Ciri asli juga masih tampak dari pintu masuk omo sebua di Bawomatoluo.
Setiap orang mesti masuk melalui pintu dari bagian bawah kolong rumah. Interior
rumah pun masih terjaga, dimana dapur terdapat di ruangan tengah dan satu lagi
di bagian belakang. “Posisi dapur di ruangan tengah menandakan bahwa omo
sebua adalah milik semua rakyat desa ini,” kata Pikiran Nehe.
Ornamen Nias di Omo Sebua
Ornamen-ornamen yang melambangkan kekayaan budaya terpasang di dinding omo
sebua, seperti tambur besar fondrahi, rangkaian puluhan tengkorak babi,
peralatan perang khas Nias, dan aneka hiasan lainnya. Bangunan omo sebua yang
lebih besar, berlantai tinggi, dan berada di tengah desa, membuat raja atau
kepala suku dapat mengamati seluruh desa tanpa keluar dari rumah. Tetapi kalau
dia ingin mengumpulkan rakyatnya maka cukup dengan memukul fondrahi.
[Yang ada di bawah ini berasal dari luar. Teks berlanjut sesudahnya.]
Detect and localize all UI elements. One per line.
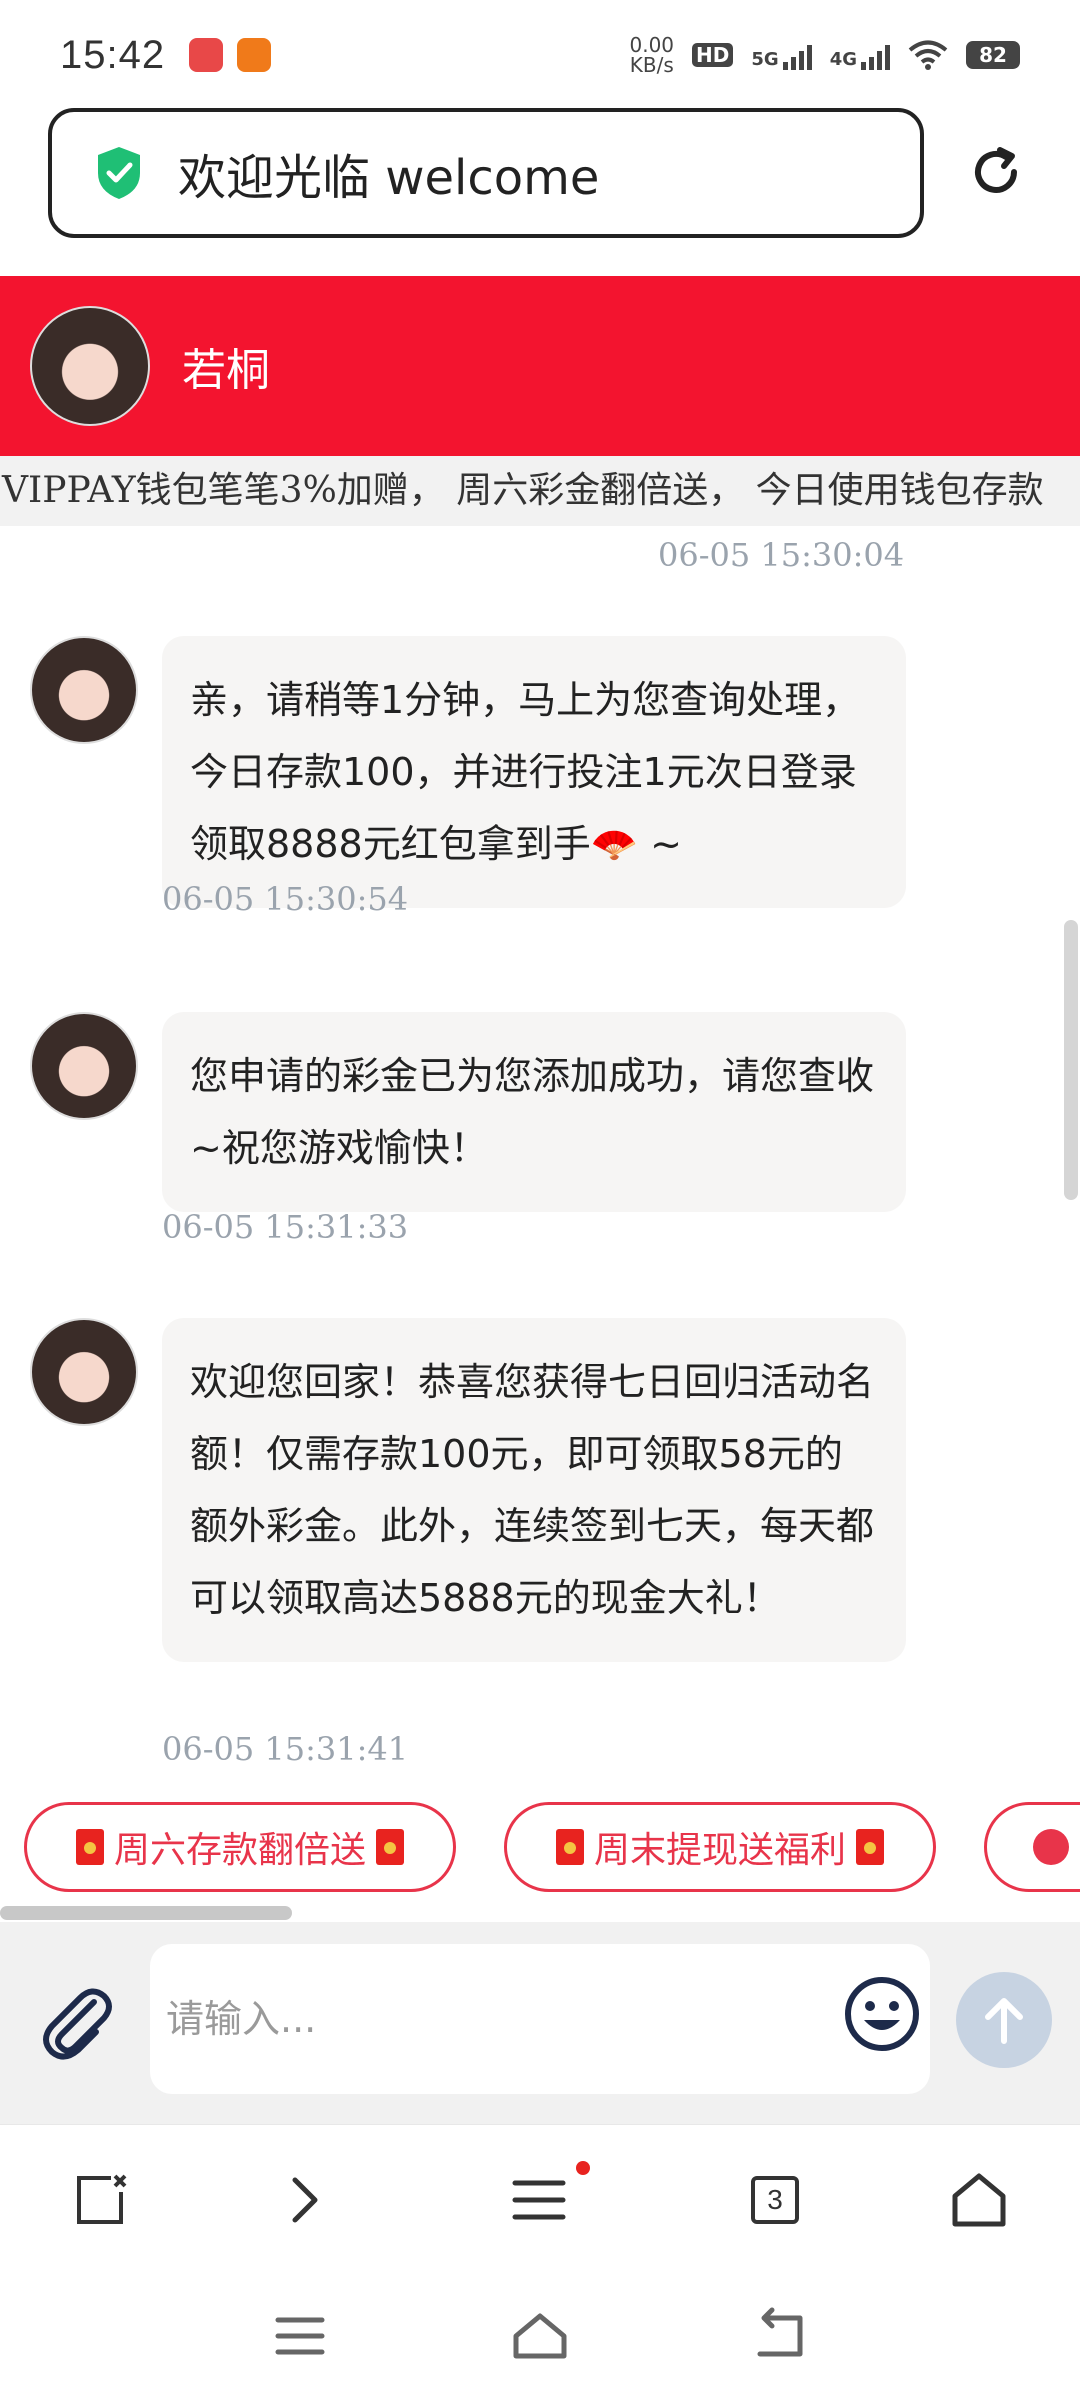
notification-app-icon-2 bbox=[237, 38, 272, 72]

Hikayat Mana’o, seniman yang bermukim di Bawomatoluo, mengemukakan banyak orang
sudah mengunjungi omo sebua pada desa-desa tradisional di Nias dan Nias
Selatan. Namun, menurutnya, setelah mengunjungi Bawomatoluo mereka mendapatkan
ternyata omo sebua di sini paling unik menggambarkan kekayaan budaya
Nias. “Ornamen omo sebua dan seluruh desa Bawomatoluo dianggap paling lengkap
serta menarik,” katanya. Salah satu ornamen itu terlihat pada seni pahat batu
yang juga unik di desa ini, mulai dari tangga masuk, lompat batu hingga aneka
perkakas bebatuan di halaman omo sebua.
Dulu, menurut Mana’o, untuk membangun omo sebua saja ada tujuh tahap
yang mesti dilampaui oleh leluhur mereka, mulai dari pembangunan fondasi hingga
ke atap. “Setiap tahap biasanya diselesaikan dengan mengadakan upacara yang
mengorbankan puluhan ekor babi,” ungkapnya. Maka sampai tahap terakhir ada
ratusan ekor hewan itu dikorbankan untuk membangun satu omo sebua. “Semua
tengkorak kepala babi itu dipajangkan di bagian dalam rumah untuk menunjukkan
kebesaran omo sebua,” jelas Mana’o.
Saat ini balok-balok berletter V berukuran besar yang menyangga omo sebua mulai
terlihat lapuk. Namun rumah yang kini dihuni oleh generasi kelima raja
Bawomatoluo masih kokoh berdiri, padahal bangunan utamanya sejak dari fondasi,
lantai dan rangka rumah hingga dinding-dinding sama sekali tak menggunakan
paku. “Omo hada—termasuk omo sebua—memang merupakan bangunan knock
down, tanpa paku,” kata Solistis Dachi, kepala Dinas Pariwisata dan Kebudayaan
Nias Selatan. Ini membuatnya menjadi unik dan tahan dari guncangan gempa.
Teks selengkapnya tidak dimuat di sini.